(dissenting). The verdict for plaintiffs was upheld by the trial court, and is being sustained by this court, chiefly on the ground that defendant-appellant was negligent in that its district superintendent ordered the tables next to the window in defendant’s cafeteria removed on the morning of the hurricane, whereas in the evening they were back in place. Denying defendant’s motion to set aside the verdict and to dismiss the complaint, the trial court said: “An injury produced by an act of God does not relieve the defendant from liability when its own negligent acts concurred in and contributed to the injury.”
An examination of the record indicates that no charge of negligence was submitted to the jury based on defendant’s having replaced this table in the restaurant in its position beneath the window. The issue as submitted to the jury was whether the window was itself defective. The only evidence of any defect was that it had previously been heard to rattle.

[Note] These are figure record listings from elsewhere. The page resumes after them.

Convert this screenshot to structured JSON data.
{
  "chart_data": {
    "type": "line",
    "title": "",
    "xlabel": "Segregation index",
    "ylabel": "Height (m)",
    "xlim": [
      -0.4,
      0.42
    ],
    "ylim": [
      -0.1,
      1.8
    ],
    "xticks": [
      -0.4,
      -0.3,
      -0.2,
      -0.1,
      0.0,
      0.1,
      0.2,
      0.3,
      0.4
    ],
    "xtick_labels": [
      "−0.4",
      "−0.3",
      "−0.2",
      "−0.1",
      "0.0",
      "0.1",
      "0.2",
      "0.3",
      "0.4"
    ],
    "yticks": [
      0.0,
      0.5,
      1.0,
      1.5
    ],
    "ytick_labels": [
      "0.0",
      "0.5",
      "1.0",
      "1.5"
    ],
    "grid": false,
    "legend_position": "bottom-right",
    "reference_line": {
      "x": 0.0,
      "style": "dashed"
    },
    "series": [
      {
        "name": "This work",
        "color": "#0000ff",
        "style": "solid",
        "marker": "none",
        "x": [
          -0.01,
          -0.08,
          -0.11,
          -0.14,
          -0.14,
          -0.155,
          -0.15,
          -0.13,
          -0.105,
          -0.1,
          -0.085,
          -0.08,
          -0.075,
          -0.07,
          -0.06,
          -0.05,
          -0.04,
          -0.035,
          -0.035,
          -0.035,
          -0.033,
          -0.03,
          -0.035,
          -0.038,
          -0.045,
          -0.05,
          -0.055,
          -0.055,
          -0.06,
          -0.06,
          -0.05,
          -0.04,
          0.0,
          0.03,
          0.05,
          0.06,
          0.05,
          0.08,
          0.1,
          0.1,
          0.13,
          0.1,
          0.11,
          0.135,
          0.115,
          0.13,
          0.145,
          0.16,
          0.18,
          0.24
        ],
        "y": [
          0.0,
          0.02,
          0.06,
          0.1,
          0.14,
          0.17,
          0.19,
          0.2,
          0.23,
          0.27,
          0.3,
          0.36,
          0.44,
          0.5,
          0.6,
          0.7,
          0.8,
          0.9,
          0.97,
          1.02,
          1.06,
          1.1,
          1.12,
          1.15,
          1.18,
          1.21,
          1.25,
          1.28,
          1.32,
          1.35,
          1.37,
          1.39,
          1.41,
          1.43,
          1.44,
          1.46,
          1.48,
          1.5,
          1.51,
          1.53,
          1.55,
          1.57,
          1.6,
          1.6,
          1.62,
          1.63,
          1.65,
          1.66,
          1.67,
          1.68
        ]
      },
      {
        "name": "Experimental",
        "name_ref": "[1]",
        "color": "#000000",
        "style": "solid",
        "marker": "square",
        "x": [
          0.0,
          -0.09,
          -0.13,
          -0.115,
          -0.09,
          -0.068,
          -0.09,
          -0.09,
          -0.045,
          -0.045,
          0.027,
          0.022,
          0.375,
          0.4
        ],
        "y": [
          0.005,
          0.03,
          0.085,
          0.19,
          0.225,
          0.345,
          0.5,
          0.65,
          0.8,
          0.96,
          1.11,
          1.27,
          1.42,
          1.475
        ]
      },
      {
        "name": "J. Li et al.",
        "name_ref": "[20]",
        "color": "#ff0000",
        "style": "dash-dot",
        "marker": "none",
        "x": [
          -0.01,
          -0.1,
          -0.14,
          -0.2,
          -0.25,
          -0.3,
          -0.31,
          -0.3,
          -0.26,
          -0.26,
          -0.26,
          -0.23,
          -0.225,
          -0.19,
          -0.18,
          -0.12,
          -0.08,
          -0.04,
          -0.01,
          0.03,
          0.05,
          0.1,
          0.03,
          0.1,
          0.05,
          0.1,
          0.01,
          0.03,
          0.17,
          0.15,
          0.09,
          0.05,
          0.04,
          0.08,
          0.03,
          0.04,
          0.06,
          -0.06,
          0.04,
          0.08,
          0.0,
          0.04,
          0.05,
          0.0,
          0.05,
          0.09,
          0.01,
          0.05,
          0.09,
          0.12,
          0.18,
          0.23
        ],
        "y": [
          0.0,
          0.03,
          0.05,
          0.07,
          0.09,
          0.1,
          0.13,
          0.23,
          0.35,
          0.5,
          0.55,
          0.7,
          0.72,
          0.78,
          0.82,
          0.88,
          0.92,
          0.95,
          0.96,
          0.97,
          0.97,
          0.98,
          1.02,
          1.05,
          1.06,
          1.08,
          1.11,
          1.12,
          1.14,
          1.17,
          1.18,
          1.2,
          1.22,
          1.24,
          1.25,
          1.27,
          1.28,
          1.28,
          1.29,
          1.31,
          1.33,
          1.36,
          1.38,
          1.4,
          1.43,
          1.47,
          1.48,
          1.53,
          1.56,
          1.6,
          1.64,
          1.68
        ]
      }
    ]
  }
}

This window was blown in by hurricane winds of unprecedented velocity, which caused enormous devastation. Undoubtedly plaintiffs were injured by flying glass, but liability cannot be fastened upon defendant due to the mere circumstance that the window had been heard to rattle.
The judgment appealed from should be reversed, with costs to defendant-appellant, and a new trial ordered.
Dore, J. P., Cohn and Breitel, JJ., concur in decision; Van Voorhis, J., dissents and votes to reverse and order a new trial in opinion in which Callahan, J., concurs.
Judgment affirmed, with costs. No opinion.